Nesse mesmo ano (1991), em dezembro, veio a falecer o mestre Bubu (Afrânio Menezes Silva). Antes, em maio, Seu Elias Balaio tinha sido vítima de um acidente fatal de automóvel.
Após três anos de trabalho à frente da Banda de Música Mestre Elísio, Bubu se despede da vida no dia 8 de dezembro. A BMME, no dia seguinte (segunda-feira), vai ao sepultamento do seu maestro. Todos os músicos em Pão de Açúcar se solidarizam e tocam no cortejo fúnebre até o Cemitério Municipal. No momento final é tocado o dobrado Saudades de Minha Terra. Apesar da comoção, havia um clima de confraternização musical jamais visto pelos músicos da jovem Banda de Música Mestre Elísio, então com dois anos de idade. Mestre Bubu plantara uma semente musical que germinando, cresceu e deu frutos para colhê-los aquele que veio consolidar a Banda: Cícero Francisco de Brito – o Maestro Cafau.




[1] Segundo Seu Aroldo, o irmão mais velho, Bubu começou a estudar música e tocar com dez ou doze anos – entre 1946 e 1948. No início, mestre Nozinho o levava junto com outros iniciados para tocar em Belém, Caiçara e Ilha de São Pedro. Bubu era um hábil contrabaixista. Naquele tempo, os músicos de Pão de Açúcar quando vinham para a festa da padroeira em Piranhas, começavam a tocar ainda na embarcação, quando avistavam de longe os monumentos característicos da cidade: “a Igrejinha, o Mirante, a Estação” – tal como descrito pela doutora Rosiane no Hino de Piranhas. Diz-se que era a melhor banda de música do Baixo São Francisco. Conforme o testemunho de Bujão, os músicos do mestre Nozinho eram práticos em outros ofícios. Bubu e Zé Broinha, por exemplo, eram alfaiates; Cafau, sapateiro.

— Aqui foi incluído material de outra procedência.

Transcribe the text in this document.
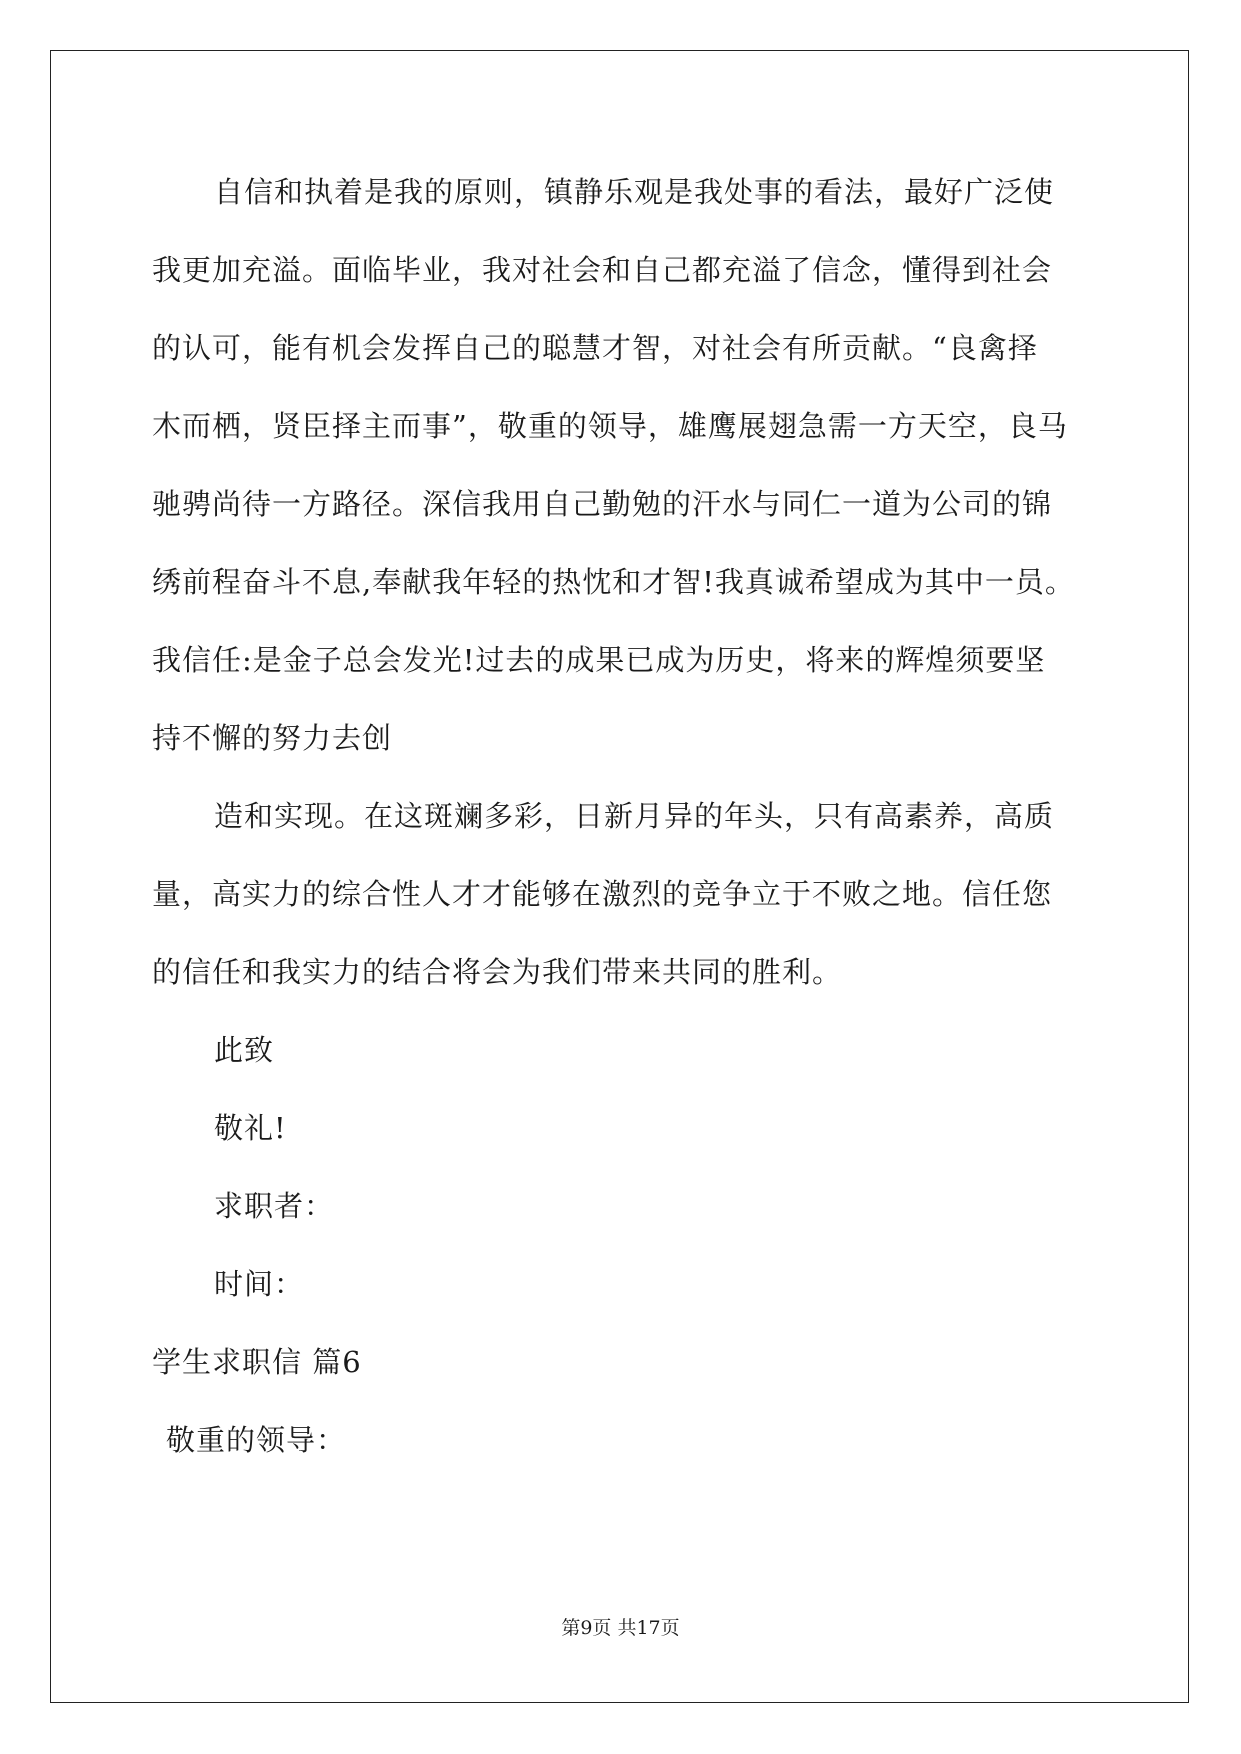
自信和执着是我的原则，镇静乐观是我处事的看法，最好广泛使
我更加充溢。面临毕业，我对社会和自己都充溢了信念，懂得到社会
的认可，能有机会发挥自己的聪慧才智，对社会有所贡献。“良禽择
木而栖，贤臣择主而事”，敬重的领导，雄鹰展翅急需一方天空，良马
驰骋尚待一方路径。深信我用自己勤勉的汗水与同仁一道为公司的锦
绣前程奋斗不息,奉献我年轻的热忱和才智!我真诚希望成为其中一员。
我信任:是金子总会发光!过去的成果已成为历史，将来的辉煌须要坚
持不懈的努力去创
造和实现。在这斑斓多彩，日新月异的年头，只有高素养，高质
量，高实力的综合性人才才能够在激烈的竞争立于不败之地。信任您
的信任和我实力的结合将会为我们带来共同的胜利。
此致
敬礼!
求职者：
时间：
学生求职信 篇6
敬重的领导：
第9页 共17页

[2] Banda de Música Mestre Elísio.
[3] Lapinha do Sertão é o nome pelo qual a cidade de Piranhas é também conhecida. Esse  nome deve-se ao fato de a cidade estar localizada entre serras, assemelhando-se a um presépio estilizado. Alguém teria notado tal semelhança e deu o nome de “lapinha” que passou para a posteridade.